Tony McGahan gave Conor Murray his big chance, Declan Kidney shocked the rugby world by bringing him to the World Cup and making him his country’s first choice No 9, a status he has retained over the past 12 months, and now he’s being talked up as a leading candidate for a Lions place next summer.
The good news is that the 23-year-old, 6ft 2ins, 14st 10lbs native of hurling-crazy Patrickswell in Limerick is a level-headed young man under no illusions about what the future may hold. McGahan has moved on to pastures new so Murray must now convince the Rob Penney-Simon Mannix coaching ticket that he remains their best scrum-half option. After that, he fully appreciates he will need to step up still further on all the improvement he has shown this year if he is to remain Ireland’s scrum-half.
“If you stand still, someone is going to come from behind and leap over you and that can happen quickly”, he accepts.
“Every game wasn’t perfect. After many, you’d come off unhappy with certain things and they’re the things we’re working on now in pre-season. I listen to the coaches and especially with so many experienced players at Munster and Ireland, I ask them for advice because they know an awful lot.
“It has all happened quite quickly but it’s where I always wanted to be. Hopefully, I have a competitive streak in me that I want to be the best and start in teams and play in big games. I’ve had a year to get used to it so with all the retirements and players moving on I now have to take on more responsibility and be more of a leader.”
Peter Stringer is the archetypal scrum-half we have come to admire and respect over the years — short of stature, hard as nails, football wise and, above all, an impeccable passer of the ball.
However, it looks like the modern professional game is leaning more and more towards far bigger men, most notably Mike Phillips, all 6ft 3ins and 15st of him at Wales, and the equally powerfully built Murray of Ireland. Which type serves a team best?
“I’m 6ft 2ins tall and a lot of people have opinions as to what height a scrum-half should be,” Murray muses.
“Rugby is becoming a bigger man’s game — players are constantly getting bigger, stronger, faster, it’s getting more physical and if I can hold my own and not be battered and bruised and take a few punishments during the year and still stand up, that’s an advantage for me.”
Murray has certainly captured the admiration of Ireland’s skills coach Les Kiss, who has described him as “a sponge” in the way he constantly soaks up information.

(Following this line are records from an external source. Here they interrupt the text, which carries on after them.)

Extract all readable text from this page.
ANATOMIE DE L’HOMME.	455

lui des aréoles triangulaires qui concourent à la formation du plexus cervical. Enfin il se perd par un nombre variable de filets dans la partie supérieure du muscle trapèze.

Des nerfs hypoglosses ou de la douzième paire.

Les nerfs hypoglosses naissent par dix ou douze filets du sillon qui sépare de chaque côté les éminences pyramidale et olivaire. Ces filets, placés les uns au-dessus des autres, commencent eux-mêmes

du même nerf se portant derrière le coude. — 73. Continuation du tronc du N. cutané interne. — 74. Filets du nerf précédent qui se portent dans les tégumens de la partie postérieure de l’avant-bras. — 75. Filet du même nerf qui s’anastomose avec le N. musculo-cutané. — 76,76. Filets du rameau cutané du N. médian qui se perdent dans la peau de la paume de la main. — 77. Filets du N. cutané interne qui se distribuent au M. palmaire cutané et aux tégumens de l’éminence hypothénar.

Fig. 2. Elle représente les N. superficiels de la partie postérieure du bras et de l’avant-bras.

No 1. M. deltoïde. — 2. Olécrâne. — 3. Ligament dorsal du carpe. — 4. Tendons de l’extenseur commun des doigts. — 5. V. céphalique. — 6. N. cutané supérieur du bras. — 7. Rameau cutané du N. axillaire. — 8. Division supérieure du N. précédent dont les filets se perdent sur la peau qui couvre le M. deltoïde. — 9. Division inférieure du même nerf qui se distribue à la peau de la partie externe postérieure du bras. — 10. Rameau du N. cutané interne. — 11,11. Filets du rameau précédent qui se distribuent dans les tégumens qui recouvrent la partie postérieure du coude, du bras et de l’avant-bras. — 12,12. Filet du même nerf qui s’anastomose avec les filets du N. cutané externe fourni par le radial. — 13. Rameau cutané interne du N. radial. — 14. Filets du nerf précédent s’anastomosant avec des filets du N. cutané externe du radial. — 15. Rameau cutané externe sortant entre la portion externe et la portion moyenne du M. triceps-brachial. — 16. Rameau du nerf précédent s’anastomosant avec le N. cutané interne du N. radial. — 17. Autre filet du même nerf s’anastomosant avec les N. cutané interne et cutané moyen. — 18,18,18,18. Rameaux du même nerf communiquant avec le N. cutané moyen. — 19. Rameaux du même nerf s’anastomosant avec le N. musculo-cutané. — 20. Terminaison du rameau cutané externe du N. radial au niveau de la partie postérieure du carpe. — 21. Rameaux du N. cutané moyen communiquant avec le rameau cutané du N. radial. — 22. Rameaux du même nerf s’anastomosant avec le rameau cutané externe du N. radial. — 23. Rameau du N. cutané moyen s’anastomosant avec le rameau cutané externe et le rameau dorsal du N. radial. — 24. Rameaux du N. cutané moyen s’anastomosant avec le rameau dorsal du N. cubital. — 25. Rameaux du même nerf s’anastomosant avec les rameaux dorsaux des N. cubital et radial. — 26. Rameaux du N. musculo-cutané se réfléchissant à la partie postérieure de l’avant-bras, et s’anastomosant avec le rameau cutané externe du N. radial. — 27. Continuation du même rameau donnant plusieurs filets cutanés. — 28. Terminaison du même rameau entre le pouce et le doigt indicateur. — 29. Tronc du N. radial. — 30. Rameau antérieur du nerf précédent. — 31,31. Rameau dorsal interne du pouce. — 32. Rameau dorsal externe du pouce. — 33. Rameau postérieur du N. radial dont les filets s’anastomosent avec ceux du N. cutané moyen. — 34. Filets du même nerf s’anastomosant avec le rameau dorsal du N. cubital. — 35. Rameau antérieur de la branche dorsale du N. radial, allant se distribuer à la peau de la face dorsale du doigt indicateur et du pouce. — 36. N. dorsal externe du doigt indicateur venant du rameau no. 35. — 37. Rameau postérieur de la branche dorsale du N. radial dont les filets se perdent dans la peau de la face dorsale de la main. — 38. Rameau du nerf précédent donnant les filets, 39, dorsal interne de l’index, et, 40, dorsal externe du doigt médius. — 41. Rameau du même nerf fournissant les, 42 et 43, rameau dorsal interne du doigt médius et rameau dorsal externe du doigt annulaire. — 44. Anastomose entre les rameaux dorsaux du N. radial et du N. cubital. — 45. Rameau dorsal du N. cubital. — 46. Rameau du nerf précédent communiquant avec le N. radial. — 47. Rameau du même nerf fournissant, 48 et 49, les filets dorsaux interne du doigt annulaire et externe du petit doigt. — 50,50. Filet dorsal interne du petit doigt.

That, of course, is as it should be given Murray was no better than fourth choice for Munster and seventh or eighth in the pecking order for Ireland in the spring of 2011. He didn’t make his first start for the province until the Dragons game in March of last year and everything essentially took off after that as he went on to unseat players of the calibre of Stringer and Tomás O’Leary at Munster and Eoin Reddan with Ireland until he has now worn the green jersey 12 times.
“Rob [Penney] is known for giving young players their chance but now you feel you need to prove yourself all over again,” Murray says of the new regime taking hold in Munster. “I’ll have to impress him at training. It’s another challenge.”